What is a transformational leader? Roger Gill, director of the Leadership Trust, uses four headings – “visionary entrepreneur”, “intelligent strategist”, “moral exemplar” and “charismatic idealist”. He says, “They will motivate and inspire people through their dedication, trustworthiness, trust in others, example, expertise, use of appealing language and their ability to create a world of work in which people can fulfil their aspirations and hopes.”
This is what the new breed of manager will look like. But how does this compare with real life? Is the era of command and control really over?
Francis Stickland, leadership consultant at international HR consultancy Hewitt Associates, says if you look at the FTSE 100 you will find half the companies embody the view that command and control is alive and well.

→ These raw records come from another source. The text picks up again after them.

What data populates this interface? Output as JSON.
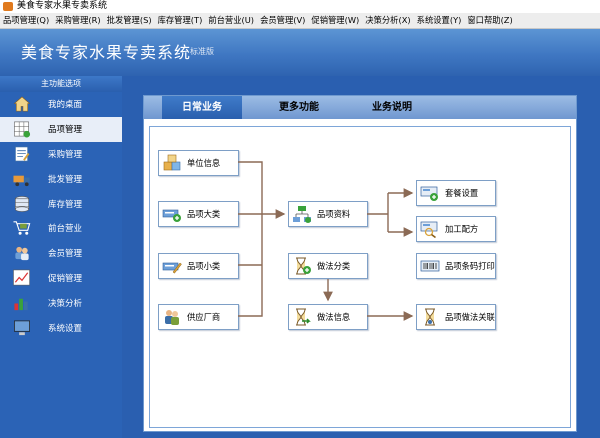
{
  "window": {
    "title": "美食专家水果专卖系统"
  },
  "menu": [
    "品项管理(Q)",
    "采购管理(R)",
    "批发管理(S)",
    "库存管理(T)",
    "前台营业(U)",
    "会员管理(V)",
    "促销管理(W)",
    "决策分析(X)",
    "系统设置(Y)",
    "窗口帮助(Z)"
  ],
  "banner": {
    "title": "美食专家水果专卖系统",
    "edition": "标准版"
  },
  "sidebar": {
    "header": "主功能选项",
    "items": [
      {
        "label": "我的桌面",
        "icon": "home-icon",
        "active": false
      },
      {
        "label": "品项管理",
        "icon": "grid-icon",
        "active": true
      },
      {
        "label": "采购管理",
        "icon": "notepad-icon",
        "active": false
      },
      {
        "label": "批发管理",
        "icon": "truck-icon",
        "active": false
      },
      {
        "label": "库存管理",
        "icon": "database-icon",
        "active": false
      },
      {
        "label": "前台营业",
        "icon": "cart-icon",
        "active": false
      },
      {
        "label": "会员管理",
        "icon": "members-icon",
        "active": false
      },
      {
        "label": "促销管理",
        "icon": "chart-icon",
        "active": false
      },
      {
        "label": "决策分析",
        "icon": "bar-chart-icon",
        "active": false
      },
      {
        "label": "系统设置",
        "icon": "monitor-icon",
        "active": false
      }
    ]
  },
  "tabs": [
    {
      "label": "日常业务",
      "active": true
    },
    {
      "label": "更多功能",
      "active": false
    },
    {
      "label": "业务说明",
      "active": false
    }
  ],
  "flow": {
    "unit_info": "单位信息",
    "category_major": "品项大类",
    "category_minor": "品项小类",
    "supplier": "供应厂商",
    "item_data": "品项资料",
    "method_category": "做法分类",
    "method_info": "做法信息",
    "combo_setup": "套餐设置",
    "processing_recipe": "加工配方",
    "barcode_print": "品项条码打印",
    "item_method_link": "品项做法关联"
  },
  "colors": {
    "accent": "#2b63b6",
    "arrow": "#8b6a55"
  }
}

In many senses, it has never gone away. It obviously works for them. But according to Brian Sutton, general manager of professional skills at QA Training, this is an overhang of Taylorist scientific management, applicable to the industrial age, but far less to the knowledge and information ages. “We have a legacy of people being fitted into roles. But work nowadays is organised around networks of people – they produce the energy of an organisation. Good leaders today understand that they don’t have all the best ideas themselves. It is a question of self-belief and direction-setting.”
Counter-intuitive as it may seem, there is a decent case that can be made for the idea that leadership is a field where nothing has fundamentally changed – the substance of what is being talked about is basically the same since time immemorial; leadership is an emotional relationship. But the outward context – the need for leadership and the specific sets of skills to succeed in it – has changed utterly. The paradox is comparable to the debate on whether leaders are born or made. We are no nearer an answer than when the question was first posed. Perhaps the most realistic attitude is that of the army when it selects officers for training at Sandhurst: it believes leaders are born and made.